De fato. Seguiram por um outra ala. Setor de psiquiatria. Quartos fechados por grades, pacientes que presos circulavam nus, alguns em círculos, outros gesticulando com as mãos para o nada. Apesar de conhecer pouco o amigo não acreditava que poderia encontrar Marujo naquele local, não seria o tipo de homem que passaria por àquela situação. As cicatrizes espalhadas pelo corpo indicavam sobrevivência na beira do cais e, por mais que bebesse e se envolvesse em confusões dificilmente cairia num local daqueles. Se tivesse inimigos, também, não era do tipo de resolver suas inimizades usando sistemas. No caís os trabalhadores não usam apenas os braços para transportar mercadorias, disputavam espaços, conquistavam mulheres e definiam até que ponto podiam circular naqueles espaços e o velho Marujo, além de tudo era respeitado. De certa forma Soraya veio a confirmar seus pensamentos:
- Claro que ele não está aqui.
A jovem que os acompanhava, também, sabia disso:
- Estamos indo pra outra emergência
- Outra? Perguntou Marcos surpreso.
Ao chegarem a enfermeira fez questão de buscar infirmação, antes pediu que Marcos, Soraya e o filho de Marujo esperassem. Marcos observava o ambiente com desconfiança. Se antes a primeira emergência tinha dois seguranças armados, no espaço que estavam, dez policiais mais os seguranças do hospital observavam tudo e todos.

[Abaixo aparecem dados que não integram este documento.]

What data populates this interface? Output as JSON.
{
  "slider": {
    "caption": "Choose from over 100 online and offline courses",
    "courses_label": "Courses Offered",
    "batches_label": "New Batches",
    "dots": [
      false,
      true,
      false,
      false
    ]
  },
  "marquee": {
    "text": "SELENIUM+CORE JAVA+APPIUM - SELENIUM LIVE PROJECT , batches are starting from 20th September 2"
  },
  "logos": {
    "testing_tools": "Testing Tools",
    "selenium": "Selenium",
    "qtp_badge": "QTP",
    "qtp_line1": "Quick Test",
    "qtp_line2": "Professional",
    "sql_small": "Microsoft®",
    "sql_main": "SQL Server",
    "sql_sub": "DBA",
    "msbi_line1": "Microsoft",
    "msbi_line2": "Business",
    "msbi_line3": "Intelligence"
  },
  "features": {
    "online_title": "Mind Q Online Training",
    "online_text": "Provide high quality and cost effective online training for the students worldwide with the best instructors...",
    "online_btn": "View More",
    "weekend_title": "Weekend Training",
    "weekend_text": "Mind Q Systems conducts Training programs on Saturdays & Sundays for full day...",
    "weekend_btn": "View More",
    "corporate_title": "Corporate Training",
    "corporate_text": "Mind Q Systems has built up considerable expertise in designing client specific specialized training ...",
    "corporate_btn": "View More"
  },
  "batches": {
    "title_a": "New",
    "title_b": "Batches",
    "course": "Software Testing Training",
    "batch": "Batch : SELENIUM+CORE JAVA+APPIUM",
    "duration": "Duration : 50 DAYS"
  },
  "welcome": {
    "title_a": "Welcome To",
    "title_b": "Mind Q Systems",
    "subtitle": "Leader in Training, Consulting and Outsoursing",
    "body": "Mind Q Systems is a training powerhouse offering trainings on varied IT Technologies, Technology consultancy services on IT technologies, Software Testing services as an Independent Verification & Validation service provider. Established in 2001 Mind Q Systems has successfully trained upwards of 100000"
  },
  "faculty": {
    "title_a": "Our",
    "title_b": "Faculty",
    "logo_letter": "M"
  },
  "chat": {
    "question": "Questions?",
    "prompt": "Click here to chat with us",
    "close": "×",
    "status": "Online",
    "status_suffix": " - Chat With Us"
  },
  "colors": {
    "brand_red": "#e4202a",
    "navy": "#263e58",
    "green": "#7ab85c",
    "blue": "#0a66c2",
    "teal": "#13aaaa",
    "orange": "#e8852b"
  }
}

Poucos minutos depois a enfermeira voltou.
- Aqui, não se vocês sabem, mas é a parte para pessoas que se envolvem em confusões … - Apesar de não ser tão direto como deveria mas entenderam que, infelizmente, o velho do cais poderia estar machucado, algo que foi confirmado – olha – a enfermeira sentou do lado de Soraya – seu marido está bem na enfermaria. Ele perdeu a mão numa briga...
- MEU DEUS ….
- Calma, se não vão coloca-a na rua. Você vai ficar com ele como acompanhante.
Marcos sentiu-se mais aliviado. O filho de Marujo agradeceu a Marcos. Não havia mais nada a fazer do que voltar à pensão. Antes entrou na enfermaria para conversar com o amigo. Marujo estava pálido e sem forças para falar. Preferiu deixar a conversa para outra ocasião. Saiu do hospital cansado e bastante dolorido. Durante toda vida acreditava que o princípios do respeito regiam - poderia ser em maior ou menor grau – as pessoas, mas o que significava está agora morando numa pensão, depois de ser traído pelos sócios e abandonado pela esposa? Enquanto esperava ônibus para voltar tentava pensar numa saída pra sua vida. Sentia que algo poderia acontecer, algo positivo. Havia, ainda um recurso, antes voltaria à Picuiá – seu primeiro lar – onde tudo começou. Chegou em casa no final do dia. Passou direto para seu quarto e caiu na cama. Acordou na manhã seguinte, arrumou a bolsa e viajou.